L’Afrique mal emballée
Le manque d’emballages de produits périssables aux normes internationales cause d’énormes pertes et grève les marges des exportateurs.
Le continent (Afrique du Sud et Maghreb mis à part) pourrait augmenter ses exportations agroalimentaires de 30 %, simplement en améliorant la qualité de ses emballages. En Afrique de l’Ouest, sur environ 100 milliards de dollars d’exportations chaque année, le manque à gagner pour les entreprises avoisinerait donc 30 milliards de dollars.
Défaut de structuration de la filière, pénurie de fabricants de matériel, mauvaise identification des besoins, incompréhension des normes de conditionnement en usage dans les marchés développés, absence de groupements d’intérêt commun et de centres techniques (normalisation, formation, test, etc.)… autant de points névralgiques identifiés par le Centre du commerce international (CCI, basé à Genève) dans l’étude diagnostic « emballage » en Afrique subsaharienne, commandée par l’Association Afrique agro export (Aafex). Si certains groupes internationaux, comme Crown, sont historiquement présents sur le continent, d’autres comme Tetra Pak et Huhtamaki progressent timidement, surtout au Maghreb : « Le marché subsaharien n’est pas suffisamment régionalisé, souligne Annette Freidinger, consultante spécialisée auprès du CCI. Hormis certains pays comme le Nigeria et la Côte d’Ivoire, les marchés locaux ne sont pas encore assez rentables. »

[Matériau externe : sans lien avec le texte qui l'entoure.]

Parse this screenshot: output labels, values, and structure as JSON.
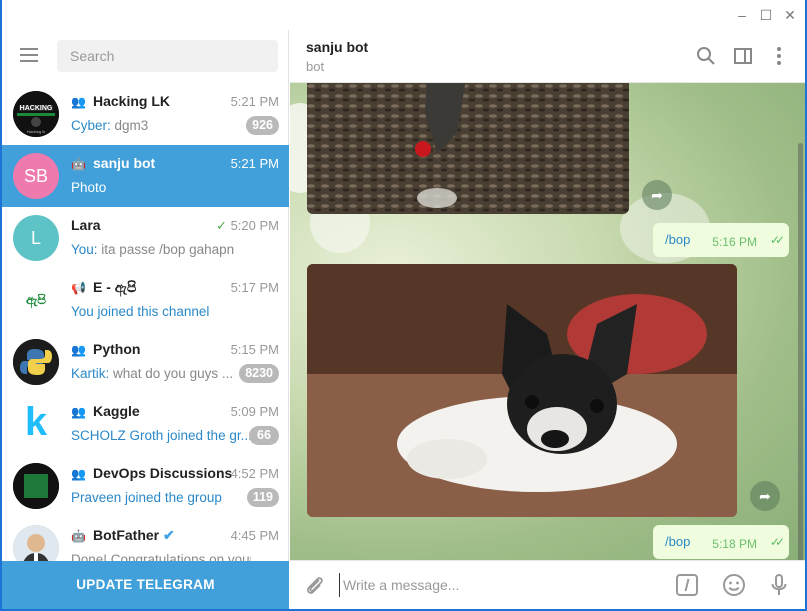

Faute d’un conditionnement adéquat dès la récolte, les pertes peuvent représenter jusqu’à 60 % de la production avant même d’atteindre le premier lieu de vente. Et cela se gâte encore lors du transport : en Côte d’Ivoire, environ 5 % des bananes exportées sont perdues à cause de caisses en carton qui ne supportent pas la condensation liée aux changements de température.
L’absence d’une industrie locale de l’emballage rend les pays dépendants des importations. Selon Jacky Charbonneau, conseiller principal en emballage du CCI, ce qui pèse sur les marges « ce n’est pas tant le prix du transport que le coût de la main-d’œuvre, qui est élevé dans les pays où sont fabriqués ces emballages, en Europe principalement ». Alors que le poste conditionnement représente 15 % à 20 % des coûts de production d’un pot de confiture en Europe, Marie-Andrée Tall, la directrice générale de Fruitales, à Dakar, qui importe trois à quatre conteneurs de pots en verre par an depuis la France (50 % de la production mondiale de verre), estime qu’il représente « 40 % à 60 % » de son prix de revient. Autre illustration, au Burkina, où l’emballage représente plus des deux tiers du prix de revient d’une boisson à base de fruits.
Augmenter les marges
L’Union centrale des coopératives agricoles de l’ouest du Cameroun (Uccao), qui produit 1 800 tonnes de café pour 1 milliard de F CFA de chiffre d’affaires (dont 95 % liés aux exportations), semble ainsi démunie face à l’absence d’offres en adéquation avec ses ambitions. Si le coût de l’emballage représente plus de 15 % du prix de revient (sacs de jute chinois ou sachets venus d’Inde), l’entreprise aimerait surtout pouvoir vendre son café, moulu, directement au consommateur, et ainsi augmenter ses marges. Mais les emballages aux normes (avec valves) sont introuvables et leur importation revient trop cher.
Carte noire, Café Grand-Mère… Du café camerounais, passé inaperçu sur les étals européens, moulu, emballé par les importateurs qui apposent leur marque. Exit la provenance. Et les marges les plus intéressantes.
Le cas de l’anacarde ivoirien est aussi révélateur. Alors que 80 % de la production part vers l’Inde (rapportant 100 millions d’euros par an à Abidjan), celle-ci réexporte le produit transformé après décorticage avec une marge multipliée par 5 ou 6 : près de 1 demi-milliard d’euros échappent ainsi, de fait, à la Côte d’Ivoire. L’Afrique a donc tout intérêt à développer l’industrie de l’emballage. Un secteur lui-même générateur de revenus non négligeables, en particulier au Maghreb : avec ses 6 milliards d’euros de chiffre d’affaires, la filière africaine se place loin derrière l’Asie (Chine principalement) et ses 120 milliards d’euros, sur un business mondial 2009 de quelque 400 milliards d’euros.